A total of 73 patients with mostly NSCLC (n = 46, 63%), medullary thyroid (n = 19, 26%), and papillary thyroid (n = 6, 8%) cancers had 126 predominantly grade 1/2 (n = 124, 98%) MAEs, with 48% reporting greater than one MAE. Xerostomia (n = 49, 37%), rash (n = 24, 18%), periorbital edema (n = 16, 12%), and xerosis (n = 12, 9%) were the most common MAEs. The yearly cumulative incidence of all-grade MAEs was 55%, with a median time to onset of 57 (interquartile range: 15-166) days after initiation. Those with MAEs had a significantly higher percentage of lymphocytes (mean = 21.8, SD = 11.3, = 0.005) compared with those without MAEs (16.9, SD = 10.0) and elevated immunoglobulin E (mean = 275, SD = 294.5 IU/mL). There were 18 (14%) MAE-related therapy interruptions, including the following: three (2%) rechallenged with dose maintained, 10 (7%) with a 50% dose reduction, 5 (4%) with a 25% dose reduction, and no drug discontinuations. A treatment algorithm was created for the most common MAEs: xerostomia managed with saliva and lubricants; mucositis with steroid rinses; rashes with topical steroids with or without topical ammonium lactate; periorbital edema with cold or caffeine compresses; and xerosis and pruritus with emollients.
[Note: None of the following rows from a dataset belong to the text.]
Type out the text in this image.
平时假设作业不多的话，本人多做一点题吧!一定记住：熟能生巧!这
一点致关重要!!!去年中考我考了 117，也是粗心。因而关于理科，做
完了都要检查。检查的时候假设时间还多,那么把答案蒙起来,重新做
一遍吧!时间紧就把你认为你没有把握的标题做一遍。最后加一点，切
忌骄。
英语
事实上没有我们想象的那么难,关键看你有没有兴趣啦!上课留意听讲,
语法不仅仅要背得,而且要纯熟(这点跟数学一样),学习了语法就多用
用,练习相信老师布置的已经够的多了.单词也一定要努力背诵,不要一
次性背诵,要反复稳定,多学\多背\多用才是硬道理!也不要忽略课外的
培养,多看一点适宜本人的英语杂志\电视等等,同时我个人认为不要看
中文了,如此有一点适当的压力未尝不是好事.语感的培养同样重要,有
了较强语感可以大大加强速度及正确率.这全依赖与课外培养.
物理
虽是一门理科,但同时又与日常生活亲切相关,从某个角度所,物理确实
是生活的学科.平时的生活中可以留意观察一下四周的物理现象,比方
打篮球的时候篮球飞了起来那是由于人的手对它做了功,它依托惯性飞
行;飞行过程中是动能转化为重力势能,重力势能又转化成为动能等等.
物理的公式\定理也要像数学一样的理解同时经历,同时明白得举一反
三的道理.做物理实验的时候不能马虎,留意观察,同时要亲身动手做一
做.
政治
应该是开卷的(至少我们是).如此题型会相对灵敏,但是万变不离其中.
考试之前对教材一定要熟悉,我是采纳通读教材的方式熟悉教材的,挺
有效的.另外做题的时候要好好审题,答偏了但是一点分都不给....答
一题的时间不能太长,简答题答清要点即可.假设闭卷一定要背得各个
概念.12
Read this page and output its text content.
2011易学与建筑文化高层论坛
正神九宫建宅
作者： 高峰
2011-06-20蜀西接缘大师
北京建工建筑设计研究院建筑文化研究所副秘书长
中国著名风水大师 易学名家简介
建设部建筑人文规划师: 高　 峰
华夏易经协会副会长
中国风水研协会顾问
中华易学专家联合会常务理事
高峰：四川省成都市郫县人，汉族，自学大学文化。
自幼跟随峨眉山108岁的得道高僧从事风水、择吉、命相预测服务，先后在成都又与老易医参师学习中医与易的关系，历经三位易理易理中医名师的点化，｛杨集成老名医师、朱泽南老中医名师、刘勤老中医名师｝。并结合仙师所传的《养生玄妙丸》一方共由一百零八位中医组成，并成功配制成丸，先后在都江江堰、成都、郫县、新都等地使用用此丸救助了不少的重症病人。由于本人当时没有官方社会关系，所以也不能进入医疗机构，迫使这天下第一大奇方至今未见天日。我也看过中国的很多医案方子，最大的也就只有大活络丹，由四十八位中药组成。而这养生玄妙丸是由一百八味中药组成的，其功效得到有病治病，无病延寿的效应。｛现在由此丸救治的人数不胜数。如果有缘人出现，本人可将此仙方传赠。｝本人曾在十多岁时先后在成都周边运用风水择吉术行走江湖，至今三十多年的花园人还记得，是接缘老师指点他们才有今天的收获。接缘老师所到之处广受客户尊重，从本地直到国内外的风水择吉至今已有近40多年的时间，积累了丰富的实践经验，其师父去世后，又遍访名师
Selective RET inhibition is associated with a unique MAE profile. Early recognition and management of MAEs may improve quality of life, minimize interruptions, and maximize therapeutic benefit.
选择性RET抑制剂已被批准用于治疗RET依赖性癌症。尚未对皮肤黏膜不良事件(MAEs)进行全面表征;因此,我们对与选择性RET抑制剂塞尔帕替尼相关的MAEs进行了表征。
我们评估了133例接受塞尔帕替尼治疗的癌症患者。确定了MAEs的类型、分级、累积发生率和发病时间。描述了治疗中断情况、临床病理结果及处理措施。比较了发生和未发生MAEs患者的实验室检查值。
共有73例患者主要患有非小细胞肺癌(n = 46,63%)、甲状腺髓样癌(n = 19,26%)和甲状腺乳头状癌(n = 6,8%),发生了126例主要为1/2级(n = 124,98%)的MAEs,48%的患者报告发生了不止一种MAE。口干(n = 49,37%)、皮疹(n = 24,18%)、眶周水肿(n = 16,12%)和皮肤干燥(n = 12,9%)是最常见的MAEs。所有级别的MAEs的年累积发生率为55%,发病的中位时间为开始治疗后57天(四分位间距:15 - 166天)。发生MAEs的患者淋巴细胞百分比显著高于未发生MAEs的患者(平均值 = 21.8,标准差 = 11.3,P = 0.005)(16.9,标准差 = 10.0),且免疫球蛋白E升高(平均值 = 275,标准差 = 294.5 IU/mL)。有18例(14%)与MAEs相关的治疗中断,包括:3例(2%)在维持剂量的情况下再次给药,10例(7%)剂量减少50%,5例(4%)剂量减少25%,无药物停用情况。针对最常见的MAEs制定了一种治疗算法:口干用唾液和润滑剂处理;口腔黏膜炎用类固醇漱口水处理;皮疹用含或不含外用乳酸铵的外用类固醇处理;眶周水肿用冷敷或咖啡因敷布处理;皮肤干燥和瘙痒用润肤剂处理。
选择性RET抑制与独特的MAE谱相关。早期识别和处理MAEs可能改善生活质量,尽量减少治疗中断,并使治疗获益最大化。